This project builds a music source separation model based on the BSRNN architecture proposed by Y. Luo, et. al. (2022), which achieves state of the art results on MusDB on most SDR metrics. This project aims to improve the BSRNN architecture by using a high frequency-resolution spectrogram to calculate an octave-aware chromagram which is used to create harmonic attention information to augment the main spectrogram RNN path proposed in BSRNN. Pretrained models and paper will be posted soon.
First, make sure to activate the conda env
conda env create -f environment.yml
conda activate mss
Make sure to download the model checkpoints and dataset (MusDB18HQ)
Consider using the following notebooks : SourceSepEval.ipynb will let you test any of the three models against the musdb18hq test dataset. SourceSepDemo.ipynb will let you test any of the models for any song you want and visualize the output spectrograms.
To train the model:
python trainer.py --chroma_version attention --batch_size 1
This is what you can specify, DDP will be used automatically if multiple GPUs are available.
--epochs
: Total number of epochs to train the model (default: 10).--seed
: Seed for pseudorandom generation (default: 42).--writer_dir
: Directory for TensorBoard logs (default: tb_logs).--load_model
: Path to a checkpoint to load the model from.--save_model
: Path to save checkpoints (default: checkpoint.pt).--batch_size
: Input batch size on each device (default: 4).--num_workers
: Number of worker processes for each dataloader (default: 0).--validation_per_n_epoch
: Number of training epochs before doing a validation dataset iteration (default: 5).--epoch_size
: Number of random segments to sample from the dataset for each epoch (default: 1000).--chroma_version
: Chroma version to use, options are 'attention', 'fc_group', or other (default: attention).To evaluate the separated sources, you can use the eval.py
script. Follow these steps:
Make sure you have the trained model checkpoint available.
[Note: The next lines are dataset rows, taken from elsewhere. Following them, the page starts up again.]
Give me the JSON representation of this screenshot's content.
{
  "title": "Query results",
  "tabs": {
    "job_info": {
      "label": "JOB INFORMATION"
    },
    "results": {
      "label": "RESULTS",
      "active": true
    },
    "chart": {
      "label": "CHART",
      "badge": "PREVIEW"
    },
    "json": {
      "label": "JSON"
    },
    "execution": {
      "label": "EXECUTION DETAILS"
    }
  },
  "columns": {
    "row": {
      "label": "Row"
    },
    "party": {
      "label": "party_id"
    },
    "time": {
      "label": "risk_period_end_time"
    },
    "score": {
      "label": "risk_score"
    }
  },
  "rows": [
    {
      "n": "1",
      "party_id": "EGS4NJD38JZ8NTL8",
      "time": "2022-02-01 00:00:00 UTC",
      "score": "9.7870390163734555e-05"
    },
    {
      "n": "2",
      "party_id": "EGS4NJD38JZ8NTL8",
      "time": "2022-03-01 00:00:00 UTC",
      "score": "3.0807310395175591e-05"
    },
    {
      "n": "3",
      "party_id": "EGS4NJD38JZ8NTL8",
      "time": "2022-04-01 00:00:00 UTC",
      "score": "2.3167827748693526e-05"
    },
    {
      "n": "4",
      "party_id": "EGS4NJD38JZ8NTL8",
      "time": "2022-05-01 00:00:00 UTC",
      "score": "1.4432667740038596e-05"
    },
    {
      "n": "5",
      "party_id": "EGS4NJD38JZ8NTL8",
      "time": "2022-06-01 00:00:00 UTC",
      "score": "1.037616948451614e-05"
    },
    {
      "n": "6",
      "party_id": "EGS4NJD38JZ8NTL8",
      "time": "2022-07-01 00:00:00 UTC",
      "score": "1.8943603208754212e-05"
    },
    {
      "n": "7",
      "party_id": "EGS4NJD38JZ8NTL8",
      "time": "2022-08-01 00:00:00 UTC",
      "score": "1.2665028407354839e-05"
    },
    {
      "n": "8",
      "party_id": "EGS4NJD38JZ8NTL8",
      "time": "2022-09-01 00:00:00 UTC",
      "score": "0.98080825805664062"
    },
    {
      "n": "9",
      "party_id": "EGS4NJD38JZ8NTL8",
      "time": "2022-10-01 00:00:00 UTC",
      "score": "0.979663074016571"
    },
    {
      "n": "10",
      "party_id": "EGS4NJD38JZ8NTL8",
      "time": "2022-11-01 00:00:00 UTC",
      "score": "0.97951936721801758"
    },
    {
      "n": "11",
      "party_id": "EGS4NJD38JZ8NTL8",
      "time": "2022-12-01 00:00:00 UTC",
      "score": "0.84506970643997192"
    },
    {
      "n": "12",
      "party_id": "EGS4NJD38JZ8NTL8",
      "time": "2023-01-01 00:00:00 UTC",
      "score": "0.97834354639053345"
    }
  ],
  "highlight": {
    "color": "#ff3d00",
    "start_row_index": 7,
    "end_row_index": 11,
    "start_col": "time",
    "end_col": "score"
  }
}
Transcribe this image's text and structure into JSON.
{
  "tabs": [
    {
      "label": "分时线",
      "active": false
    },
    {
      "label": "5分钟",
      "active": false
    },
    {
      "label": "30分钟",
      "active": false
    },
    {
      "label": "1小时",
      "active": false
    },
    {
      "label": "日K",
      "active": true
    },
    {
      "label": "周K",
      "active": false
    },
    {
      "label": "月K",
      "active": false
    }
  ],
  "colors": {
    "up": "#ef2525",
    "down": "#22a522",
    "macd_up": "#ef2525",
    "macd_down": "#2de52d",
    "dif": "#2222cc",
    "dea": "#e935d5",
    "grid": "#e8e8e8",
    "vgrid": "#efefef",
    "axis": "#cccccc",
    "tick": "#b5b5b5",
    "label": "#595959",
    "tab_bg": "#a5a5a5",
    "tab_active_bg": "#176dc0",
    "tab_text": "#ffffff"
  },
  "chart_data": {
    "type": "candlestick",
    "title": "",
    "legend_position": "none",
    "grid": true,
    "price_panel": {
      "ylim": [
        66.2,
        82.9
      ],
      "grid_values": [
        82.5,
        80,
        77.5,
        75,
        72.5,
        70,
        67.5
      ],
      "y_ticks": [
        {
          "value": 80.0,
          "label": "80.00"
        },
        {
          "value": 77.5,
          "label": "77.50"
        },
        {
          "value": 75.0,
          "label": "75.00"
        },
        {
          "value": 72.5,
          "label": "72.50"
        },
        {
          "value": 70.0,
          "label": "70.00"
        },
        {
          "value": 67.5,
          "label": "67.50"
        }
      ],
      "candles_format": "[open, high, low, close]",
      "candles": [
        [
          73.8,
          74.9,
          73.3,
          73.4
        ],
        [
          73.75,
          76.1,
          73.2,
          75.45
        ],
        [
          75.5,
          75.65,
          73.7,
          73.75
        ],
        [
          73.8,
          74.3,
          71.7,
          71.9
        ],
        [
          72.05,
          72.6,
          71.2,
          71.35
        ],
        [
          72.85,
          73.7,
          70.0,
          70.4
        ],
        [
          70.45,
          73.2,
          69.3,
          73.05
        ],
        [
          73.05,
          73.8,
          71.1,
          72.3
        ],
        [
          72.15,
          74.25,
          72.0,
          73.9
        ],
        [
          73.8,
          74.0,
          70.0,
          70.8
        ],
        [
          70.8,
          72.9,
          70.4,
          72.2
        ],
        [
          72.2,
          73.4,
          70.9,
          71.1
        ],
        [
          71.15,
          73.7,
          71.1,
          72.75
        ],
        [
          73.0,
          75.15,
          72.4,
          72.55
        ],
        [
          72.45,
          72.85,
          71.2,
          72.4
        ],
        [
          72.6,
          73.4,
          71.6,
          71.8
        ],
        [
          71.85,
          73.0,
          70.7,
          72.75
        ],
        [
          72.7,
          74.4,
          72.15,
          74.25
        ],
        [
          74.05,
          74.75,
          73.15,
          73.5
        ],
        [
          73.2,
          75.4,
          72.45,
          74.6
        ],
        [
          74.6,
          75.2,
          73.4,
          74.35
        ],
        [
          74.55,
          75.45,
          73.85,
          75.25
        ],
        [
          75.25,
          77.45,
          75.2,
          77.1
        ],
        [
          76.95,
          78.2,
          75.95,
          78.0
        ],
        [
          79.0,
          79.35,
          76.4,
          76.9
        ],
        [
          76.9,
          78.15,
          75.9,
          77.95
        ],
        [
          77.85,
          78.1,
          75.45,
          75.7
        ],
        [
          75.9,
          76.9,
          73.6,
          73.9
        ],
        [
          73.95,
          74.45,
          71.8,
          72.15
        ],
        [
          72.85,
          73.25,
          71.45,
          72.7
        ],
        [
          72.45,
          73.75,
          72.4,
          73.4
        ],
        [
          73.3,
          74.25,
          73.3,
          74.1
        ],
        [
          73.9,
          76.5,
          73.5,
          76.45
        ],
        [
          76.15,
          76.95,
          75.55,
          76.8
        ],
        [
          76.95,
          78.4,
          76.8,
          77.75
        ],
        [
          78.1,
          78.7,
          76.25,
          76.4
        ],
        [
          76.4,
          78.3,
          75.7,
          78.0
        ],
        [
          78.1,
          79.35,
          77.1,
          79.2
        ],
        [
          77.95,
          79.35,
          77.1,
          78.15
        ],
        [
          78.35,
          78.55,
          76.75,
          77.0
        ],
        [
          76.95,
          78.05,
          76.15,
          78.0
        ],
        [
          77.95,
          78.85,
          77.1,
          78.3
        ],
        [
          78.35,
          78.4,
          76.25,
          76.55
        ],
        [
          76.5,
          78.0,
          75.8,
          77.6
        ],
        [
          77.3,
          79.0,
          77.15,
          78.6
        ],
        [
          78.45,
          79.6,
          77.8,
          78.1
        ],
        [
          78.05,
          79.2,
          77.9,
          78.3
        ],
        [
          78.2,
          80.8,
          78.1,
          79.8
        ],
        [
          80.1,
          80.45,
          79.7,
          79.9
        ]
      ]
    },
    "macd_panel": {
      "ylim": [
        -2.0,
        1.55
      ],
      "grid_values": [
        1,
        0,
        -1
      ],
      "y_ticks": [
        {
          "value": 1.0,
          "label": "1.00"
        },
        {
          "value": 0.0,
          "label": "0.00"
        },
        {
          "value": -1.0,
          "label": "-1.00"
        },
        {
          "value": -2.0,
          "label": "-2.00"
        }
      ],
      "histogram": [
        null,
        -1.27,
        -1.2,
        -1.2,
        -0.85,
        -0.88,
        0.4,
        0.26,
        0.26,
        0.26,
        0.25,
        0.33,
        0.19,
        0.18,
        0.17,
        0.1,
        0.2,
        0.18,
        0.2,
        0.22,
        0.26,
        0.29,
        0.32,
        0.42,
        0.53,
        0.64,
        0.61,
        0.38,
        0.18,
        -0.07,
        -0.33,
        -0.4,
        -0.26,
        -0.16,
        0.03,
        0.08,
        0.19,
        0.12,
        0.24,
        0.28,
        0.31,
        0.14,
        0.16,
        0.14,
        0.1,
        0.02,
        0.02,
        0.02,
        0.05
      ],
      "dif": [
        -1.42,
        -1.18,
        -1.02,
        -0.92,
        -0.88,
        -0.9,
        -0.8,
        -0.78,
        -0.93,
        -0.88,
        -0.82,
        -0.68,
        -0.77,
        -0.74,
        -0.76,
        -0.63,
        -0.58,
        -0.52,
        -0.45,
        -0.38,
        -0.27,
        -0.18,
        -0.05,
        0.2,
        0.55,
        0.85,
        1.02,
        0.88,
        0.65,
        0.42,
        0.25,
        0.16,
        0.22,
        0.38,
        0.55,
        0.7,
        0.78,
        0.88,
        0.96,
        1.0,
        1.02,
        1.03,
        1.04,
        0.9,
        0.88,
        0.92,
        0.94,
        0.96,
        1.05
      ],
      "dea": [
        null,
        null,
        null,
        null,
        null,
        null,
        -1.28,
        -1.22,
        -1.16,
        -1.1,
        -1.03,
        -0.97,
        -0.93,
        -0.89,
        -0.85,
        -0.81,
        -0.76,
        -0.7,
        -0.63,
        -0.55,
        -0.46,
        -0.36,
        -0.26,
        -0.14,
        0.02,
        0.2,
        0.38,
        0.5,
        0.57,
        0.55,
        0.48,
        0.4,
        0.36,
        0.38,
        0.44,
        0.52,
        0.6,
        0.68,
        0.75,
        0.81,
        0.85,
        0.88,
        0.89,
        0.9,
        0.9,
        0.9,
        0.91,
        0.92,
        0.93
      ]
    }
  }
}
Run the evaluation script:
python eval.py --model bsrnn --model_path path/to/model/checkpoint --song_path mixture.wav --source_path vocals.wav --offset 0.0 --length 30 --eval False --full_eval_mode False --plot_spectrograms False --force_mono True
--model
: Model type to use, options are 'bsrnn', 'sa', or 'fc' (default: bsrnn).--model_path
: Path to the model checkpoint.--song_path
: Path to the song to separate.--source_path
: Path to the source to evaluate against.--offset
: Offset in seconds to start separating from (default: 0.0).--length
: Length in seconds to separate (default: 30).--eval
: Whether to evaluate the separated source (default: False).--full_eval_mode
: Whether to evaluate the separated source using museval (default: False).--plot_spectrograms
: Whether to plot the spectrograms of the mixture, source, and estimate (default: False).--force_mono
: Whether to force the input to be mono (default: True).